Given that Composable is largly a data driven platform, it is important to highlight how this testing framework supports testing a dataflow over a large amount of data. To show this, we will go through an example where we test a calculator. To start, we will create the DataFlow below.


This DataFlow is our unit test for the calculator. It takes three inputs. A and B are the inputs to the calculator and C is the expected result. We now create a wrapper for this DataFlow which will drive what data we want to feed into our calculator test.


In this DataFlow, we take input from a Table Editor, loop through it, and the pass it into our calculator test. While this example just uses a Table Editor, you could imagine taking a table from another source such as a SQL Query Module and checking its results. We will now shift back to the interface for viewing tests to show how the data driven tests are displayed there.

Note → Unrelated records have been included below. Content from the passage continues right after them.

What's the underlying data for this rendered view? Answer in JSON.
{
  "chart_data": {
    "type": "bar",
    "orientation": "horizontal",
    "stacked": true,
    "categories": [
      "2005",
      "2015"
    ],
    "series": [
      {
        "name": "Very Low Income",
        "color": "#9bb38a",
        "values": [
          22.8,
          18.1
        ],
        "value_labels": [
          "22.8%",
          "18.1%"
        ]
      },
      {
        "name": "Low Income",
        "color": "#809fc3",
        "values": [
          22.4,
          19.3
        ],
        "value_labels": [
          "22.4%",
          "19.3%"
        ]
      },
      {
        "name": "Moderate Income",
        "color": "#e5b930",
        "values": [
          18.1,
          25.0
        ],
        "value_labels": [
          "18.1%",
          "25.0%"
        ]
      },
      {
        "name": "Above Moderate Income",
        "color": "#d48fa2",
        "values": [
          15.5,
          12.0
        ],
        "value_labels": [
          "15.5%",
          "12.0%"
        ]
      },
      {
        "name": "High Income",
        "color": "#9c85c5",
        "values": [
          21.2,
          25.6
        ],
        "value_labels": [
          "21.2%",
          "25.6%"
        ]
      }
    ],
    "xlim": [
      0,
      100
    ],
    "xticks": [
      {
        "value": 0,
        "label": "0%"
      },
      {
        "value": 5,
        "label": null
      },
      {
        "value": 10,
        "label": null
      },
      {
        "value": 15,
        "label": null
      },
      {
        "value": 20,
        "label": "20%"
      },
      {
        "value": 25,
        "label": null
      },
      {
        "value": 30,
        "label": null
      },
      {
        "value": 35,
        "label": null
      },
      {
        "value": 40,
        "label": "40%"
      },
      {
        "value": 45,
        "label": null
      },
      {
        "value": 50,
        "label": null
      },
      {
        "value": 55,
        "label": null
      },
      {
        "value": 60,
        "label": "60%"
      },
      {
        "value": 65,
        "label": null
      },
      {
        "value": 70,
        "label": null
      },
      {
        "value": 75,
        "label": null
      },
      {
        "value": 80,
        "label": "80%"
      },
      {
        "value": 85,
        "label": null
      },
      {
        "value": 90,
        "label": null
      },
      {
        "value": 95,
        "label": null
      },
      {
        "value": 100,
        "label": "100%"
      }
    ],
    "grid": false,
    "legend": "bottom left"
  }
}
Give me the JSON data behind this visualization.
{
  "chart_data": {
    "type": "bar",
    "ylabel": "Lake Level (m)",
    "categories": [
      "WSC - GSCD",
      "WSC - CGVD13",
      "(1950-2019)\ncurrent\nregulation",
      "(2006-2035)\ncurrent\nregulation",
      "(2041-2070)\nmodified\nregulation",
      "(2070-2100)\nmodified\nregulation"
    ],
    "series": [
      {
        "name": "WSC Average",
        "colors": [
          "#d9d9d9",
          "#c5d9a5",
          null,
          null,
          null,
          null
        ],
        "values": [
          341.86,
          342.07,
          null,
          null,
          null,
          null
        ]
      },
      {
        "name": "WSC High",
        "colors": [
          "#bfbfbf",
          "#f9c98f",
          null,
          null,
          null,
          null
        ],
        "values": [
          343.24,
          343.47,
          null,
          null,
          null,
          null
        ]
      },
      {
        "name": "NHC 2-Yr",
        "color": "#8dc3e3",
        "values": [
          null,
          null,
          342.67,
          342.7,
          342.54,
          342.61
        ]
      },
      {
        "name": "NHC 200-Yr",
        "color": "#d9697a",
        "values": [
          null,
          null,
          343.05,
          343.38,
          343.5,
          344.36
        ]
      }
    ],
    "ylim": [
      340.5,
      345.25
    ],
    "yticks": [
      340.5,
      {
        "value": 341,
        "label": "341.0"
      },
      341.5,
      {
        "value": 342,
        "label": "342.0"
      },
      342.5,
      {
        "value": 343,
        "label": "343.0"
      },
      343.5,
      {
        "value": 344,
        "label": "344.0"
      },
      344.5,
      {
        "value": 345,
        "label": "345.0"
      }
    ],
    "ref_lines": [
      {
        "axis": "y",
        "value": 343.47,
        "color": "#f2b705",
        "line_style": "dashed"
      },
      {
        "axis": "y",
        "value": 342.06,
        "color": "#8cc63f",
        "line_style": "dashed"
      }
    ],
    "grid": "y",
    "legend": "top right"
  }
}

Here we can see that our data drive test has been run and has failed. We can use the arrow next to this test to expand this test and see the nested DataFlows which were involved in the run. We can see specifically that one instance of the test failed and the rest passed. You are able to select the row row this run just as you would any other test, and also select the run id to view the run.


The Composable testing framework offers a mechanism for mocking modules via substituting in surrogates. This can be useful in many circumstances. Some example of use cases include simulating consuming a Kafka message and simulating a DataPortal Sync. These surrogates will execute when the DataFlow is executed in test mode. This can be enabled using the Mark Test module or by selecting the run as test option as seen below. When using the Mark Test module it is important to ensure that this module runs before any surrogates (ideally it should be the first module to run).

!Mark Test

There are a few steps to create a surrogate. For this example, we will create a surrogate for the Calculator module. The first thing we need to do is create a DataFlow which has the same inputs and outputs as a Calculator. An example of what this would look like can be seen below. It is important to note that the names of the inputs, as well as the types, must match those of the module you are creating a surrogate for. You can also right click on the module you want to create a surrogate for and selected "Create Surrogate Template" to automatically create the surrogate DataFlow with the correct inputs and outputs.


We will now create an example that will use this surrogate. We start by assigning a surrogate to this module. This is done by selecting the settings gear on the module and then the module surrogates button.


This will open a menu which allows you to assign a surrogate for the module. This menu has two modes. The mode that opens by default allows you to assign a surrogate that will run every time the module runs in test mode. By pressing "Toggle Advanced Mode" in the lower right hand corner of the menu, you will open advanced mode. This allows you to assign multiple surrogates that will run depending on the chain of DataFlows that run. The surrogate that is run is determined by looking up that chain of nested DataFlows and selecting the last DataFlow which appears in the Parant DataFlow list. For this example we will just use basic mode to assign a surrogate that will make the calulator always output 100 when it is run in test mode.


We can now run this DataFlow and see that the output of the calulator is 100 instead of 3.